Кстати, а кто сказал, что ГДР была обречена? Ведь в западной элите не было единства по вопросу о будущем двух Германий. Осторожные сомнения в целесообразности их объединения высказывала Маргарет Тэтчер. И уж открытым противником такого решения был Президент Франции Франсуа Миттеран. Именно он последним из мировых лидеров демонстративно совершил визит в ГДР 20-22 декабря 1989 года. В ходе него французский лидер прямо говорил восточногерманским коллегам, что пересматривать послевоенные границы опасно. А чуть раньше – во время встречи с Горбачёвым в Киеве 6 декабря – он настаивал на обсуждении германского вопроса по формуле 4+2 (4 державы-победительницы и 2 германских государства), где Москва, Париж, Вашингтон и Лондон имели решающий голос, а Восточный Берлин и Бонн – совещательный.
Наконец, стоит процитировать и главного инициатора германского объединения Михаила Горбачёва: «Быстрого воссоединения не хотели союзники ФРГ по НАТО – Франция, Великобритания, Италия. Я понял это из бесед с их руководителями. ...Думаю, европейские члены НАТО были не прочь затормозить процесс объединения руками Горбачёва».
Таким образом, у советской элиты были позиции для того, чтобы торговаться либо за сохранение той или иной формы своего влияния в Восточной Германии, либо за максимально выгодный в политическом и экономическом смысле свой уход. Что было сделано вместо этого?
Вместо этого тогдашнее советское руководство спровоцировало кризис в ГДР, стравило различные группы в восточногерманском руководстве и просто «сдало» своего союзника. Что получили взамен?
В плане экономическом советское руководство получило прибыли «на копейку», а убытков на многие миллионы. Если даже с помощью односторонних уступок были решены какие-то экономические проблемы, то это дало очень ограниченный эффект. В плане политическом падение ГДР стало прецедентом перекройки границ в Европе после Второй мировой войны, что самым негативным образом отразилось, в том числе и на постсоветском пространстве.

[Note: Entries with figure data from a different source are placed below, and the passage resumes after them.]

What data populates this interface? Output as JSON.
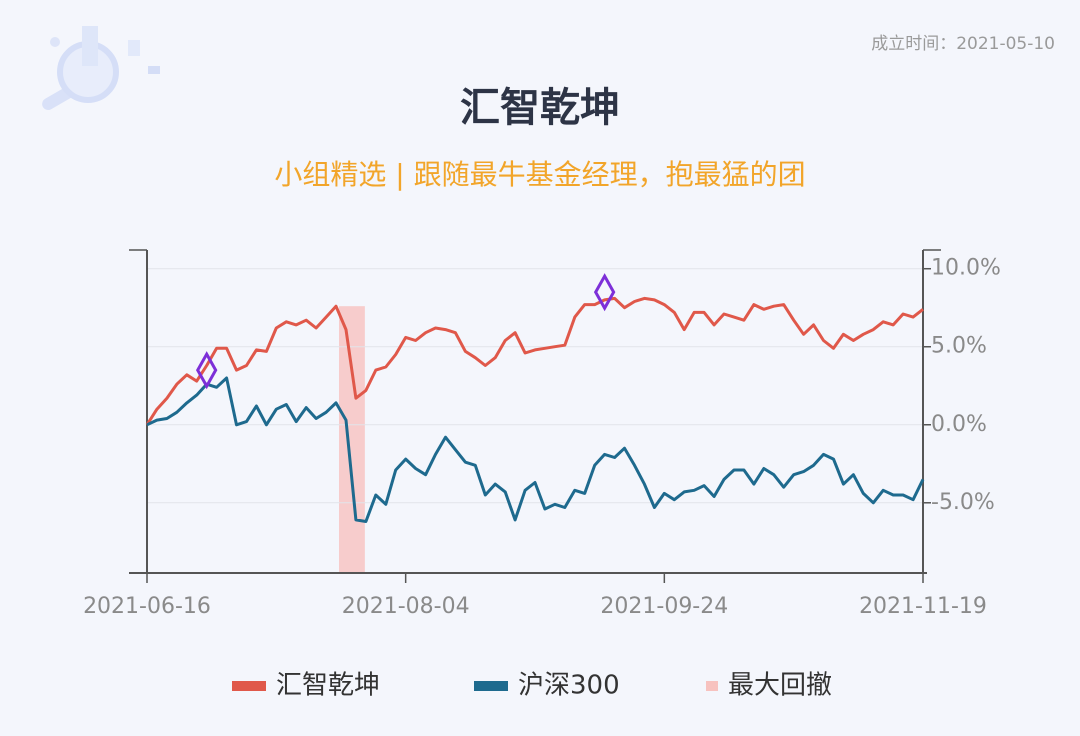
{
  "header": {
    "founded": "成立时间：2021-05-10",
    "title": "汇智乾坤",
    "subtitle": "小组精选 | 跟随最牛基金经理，抱最猛的团"
  },
  "chart_data": {
    "type": "line",
    "categories": [
      "2021-06-16",
      null,
      null,
      null,
      null,
      null,
      null,
      null,
      null,
      null,
      null,
      null,
      null,
      null,
      null,
      null,
      null,
      null,
      null,
      null,
      null,
      null,
      null,
      null,
      null,
      null,
      "2021-08-04",
      null,
      null,
      null,
      null,
      null,
      null,
      null,
      null,
      null,
      null,
      null,
      null,
      null,
      null,
      null,
      null,
      null,
      null,
      null,
      null,
      null,
      null,
      null,
      null,
      null,
      "2021-09-24",
      null,
      null,
      null,
      null,
      null,
      null,
      null,
      null,
      null,
      null,
      null,
      null,
      null,
      null,
      null,
      null,
      null,
      null,
      null,
      null,
      null,
      null,
      null,
      null,
      null,
      "2021-11-19"
    ],
    "series": [
      {
        "name": "汇智乾坤",
        "color": "#e0584a",
        "values": [
          0,
          1.0,
          1.7,
          2.6,
          3.2,
          2.8,
          3.8,
          4.9,
          4.9,
          3.5,
          3.8,
          4.8,
          4.7,
          6.2,
          6.6,
          6.4,
          6.7,
          6.2,
          6.9,
          7.6,
          6.1,
          1.7,
          2.2,
          3.5,
          3.7,
          4.5,
          5.6,
          5.4,
          5.9,
          6.2,
          6.1,
          5.9,
          4.7,
          4.3,
          3.8,
          4.3,
          5.4,
          5.9,
          4.6,
          4.8,
          4.9,
          5.0,
          5.1,
          6.9,
          7.7,
          7.7,
          8.0,
          8.1,
          7.5,
          7.9,
          8.1,
          8.0,
          7.7,
          7.2,
          6.1,
          7.2,
          7.2,
          6.4,
          7.1,
          6.9,
          6.7,
          7.7,
          7.4,
          7.6,
          7.7,
          6.7,
          5.8,
          6.4,
          5.4,
          4.9,
          5.8,
          5.4,
          5.8,
          6.1,
          6.6,
          6.4,
          7.1,
          6.9,
          7.4
        ]
      },
      {
        "name": "沪深300",
        "color": "#1e6a8e",
        "values": [
          0,
          0.3,
          0.4,
          0.8,
          1.4,
          1.9,
          2.6,
          2.4,
          3.0,
          0,
          0.2,
          1.2,
          0,
          1.0,
          1.3,
          0.2,
          1.1,
          0.4,
          0.8,
          1.4,
          0.3,
          -6.1,
          -6.2,
          -4.5,
          -5.1,
          -2.9,
          -2.2,
          -2.8,
          -3.2,
          -1.9,
          -0.8,
          -1.6,
          -2.4,
          -2.6,
          -4.5,
          -3.8,
          -4.3,
          -6.1,
          -4.2,
          -3.7,
          -5.4,
          -5.1,
          -5.3,
          -4.2,
          -4.4,
          -2.6,
          -1.9,
          -2.1,
          -1.5,
          -2.6,
          -3.8,
          -5.3,
          -4.4,
          -4.8,
          -4.3,
          -4.2,
          -3.9,
          -4.6,
          -3.5,
          -2.9,
          -2.9,
          -3.8,
          -2.8,
          -3.2,
          -4.0,
          -3.2,
          -3.0,
          -2.6,
          -1.9,
          -2.2,
          -3.8,
          -3.2,
          -4.4,
          -5.0,
          -4.2,
          -4.5,
          -4.5,
          -4.8,
          -3.5
        ]
      }
    ],
    "drawdown": {
      "name": "最大回撤",
      "color": "#f7c2bf"
    },
    "markers": {
      "color": "#7d2fd8",
      "x": [
        6,
        46
      ],
      "values": [
        3.5,
        8.5
      ]
    },
    "ylim": [
      -9.5,
      11.2
    ],
    "yticks": [
      {
        "value": -5,
        "label": "-5.0%"
      },
      {
        "value": 0,
        "label": "0.0%"
      },
      {
        "value": 5,
        "label": "5.0%"
      },
      {
        "value": 10,
        "label": "10.0%"
      }
    ],
    "grid": true
  }
}
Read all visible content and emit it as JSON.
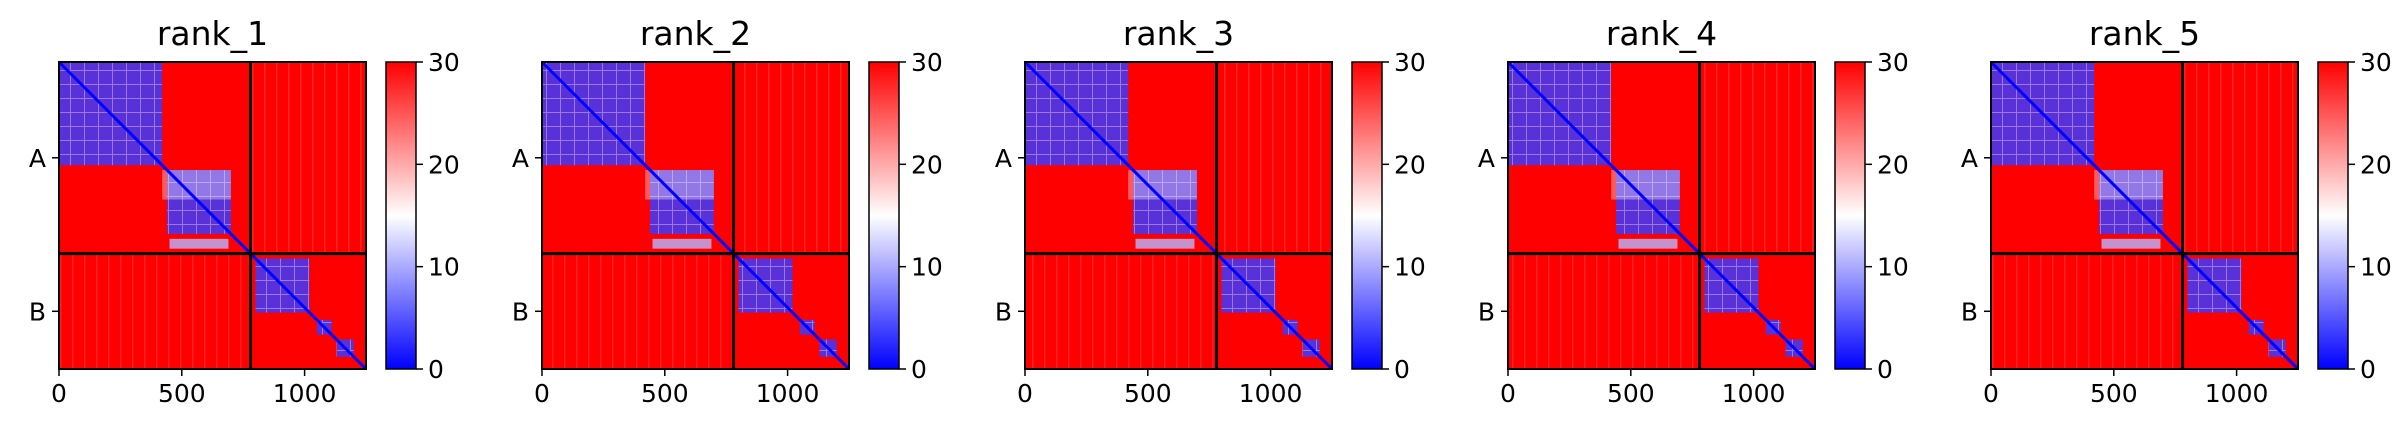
{
  "colors": {
    "low": "#0000ff",
    "mid": "#ffffff",
    "high": "#ff0000",
    "separator": "#000000",
    "axis": "#000000"
  },
  "chart_data": [
    {
      "type": "heatmap",
      "title": "rank_1",
      "xlim": [
        0,
        1250
      ],
      "x_ticks": [
        0,
        500,
        1000
      ],
      "y_tick_labels": [
        "A",
        "B"
      ],
      "chain_boundary": 780,
      "colorbar": {
        "range": [
          0,
          30
        ],
        "ticks": [
          0,
          10,
          20,
          30
        ],
        "colormap": "bwr"
      },
      "description": "pairwise predicted aligned error map"
    },
    {
      "type": "heatmap",
      "title": "rank_2",
      "xlim": [
        0,
        1250
      ],
      "x_ticks": [
        0,
        500,
        1000
      ],
      "y_tick_labels": [
        "A",
        "B"
      ],
      "chain_boundary": 780,
      "colorbar": {
        "range": [
          0,
          30
        ],
        "ticks": [
          0,
          10,
          20,
          30
        ],
        "colormap": "bwr"
      }
    },
    {
      "type": "heatmap",
      "title": "rank_3",
      "xlim": [
        0,
        1250
      ],
      "x_ticks": [
        0,
        500,
        1000
      ],
      "y_tick_labels": [
        "A",
        "B"
      ],
      "chain_boundary": 780,
      "colorbar": {
        "range": [
          0,
          30
        ],
        "ticks": [
          0,
          10,
          20,
          30
        ],
        "colormap": "bwr"
      }
    },
    {
      "type": "heatmap",
      "title": "rank_4",
      "xlim": [
        0,
        1250
      ],
      "x_ticks": [
        0,
        500,
        1000
      ],
      "y_tick_labels": [
        "A",
        "B"
      ],
      "chain_boundary": 780,
      "colorbar": {
        "range": [
          0,
          30
        ],
        "ticks": [
          0,
          10,
          20,
          30
        ],
        "colormap": "bwr"
      }
    },
    {
      "type": "heatmap",
      "title": "rank_5",
      "xlim": [
        0,
        1250
      ],
      "x_ticks": [
        0,
        500,
        1000
      ],
      "y_tick_labels": [
        "A",
        "B"
      ],
      "chain_boundary": 780,
      "colorbar": {
        "range": [
          0,
          30
        ],
        "ticks": [
          0,
          10,
          20,
          30
        ],
        "colormap": "bwr"
      }
    }
  ]
}
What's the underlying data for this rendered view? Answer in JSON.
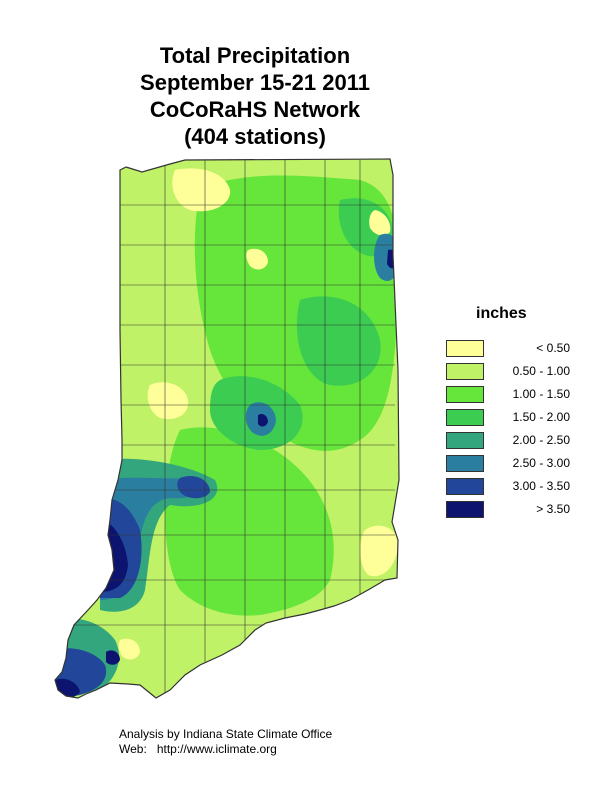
{
  "title": {
    "line1": "Total Precipitation",
    "line2": "September 15-21 2011",
    "line3": "CoCoRaHS Network",
    "line4": "(404 stations)"
  },
  "legend": {
    "title": "inches",
    "items": [
      {
        "label": "< 0.50",
        "color": "#ffff99"
      },
      {
        "label": "0.50 - 1.00",
        "color": "#bff266"
      },
      {
        "label": "1.00 - 1.50",
        "color": "#66e63a"
      },
      {
        "label": "1.50 - 2.00",
        "color": "#3ccc52"
      },
      {
        "label": "2.00 - 2.50",
        "color": "#33a67e"
      },
      {
        "label": "2.50 - 3.00",
        "color": "#2a7fa0"
      },
      {
        "label": "3.00 - 3.50",
        "color": "#22479a"
      },
      {
        "label": "> 3.50",
        "color": "#0d1470"
      }
    ]
  },
  "credit": {
    "analysis": "Analysis by Indiana State Climate Office",
    "web_label": "Web:",
    "web_url": "http://www.iclimate.org"
  }
}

Оглядываясь назад, нужно признать, что события в Восточной Германии и падение Берлинской стены не были безальтернативными. И не надо приводить тут банальных фраз про сослагательное наклонение в истории. Анализ фактуры говорит о том, что альтернативы в 1989 году были. Советская элита совершила в германском вопросе ту самую ошибку, которая по образному выражению Талейрана хуже преступления. И ошибка эта была мотивирована не какими-то вынужденными обстоятельствами, а определенными идеологическими заморочками.
Однако если бы дело было только в заморочках. Дело в другом: в том, что носители этих заморочек просто не понимали цену вопроса и правил игры. Им просто казалось, что достаточно сделать односторонние уступки, и они получат от Запада многочисленные преференции и пропуск в «семью цивилизованных народов». При этом они не знали, что односторонние уступки не могут быть пропуском в эту самую семью, а, наоборот, являются затруднением для него. Если люди даже не торгуются, имея на руках хорошие карты, то зачем считать их за равных?
Негативные последствия падения ГДР мы ощущаем до сих пор. В том числе – и в новом витке конфронтации России и Запада. Нынешние главные российские антизападные «ястребы» – это вчерашние ультра-западники, обманутые в своих иллюзиях. Возникает вопрос: способны ли мы извлечь уроки из прошлого, или обречены ходить по замкнутому кругу?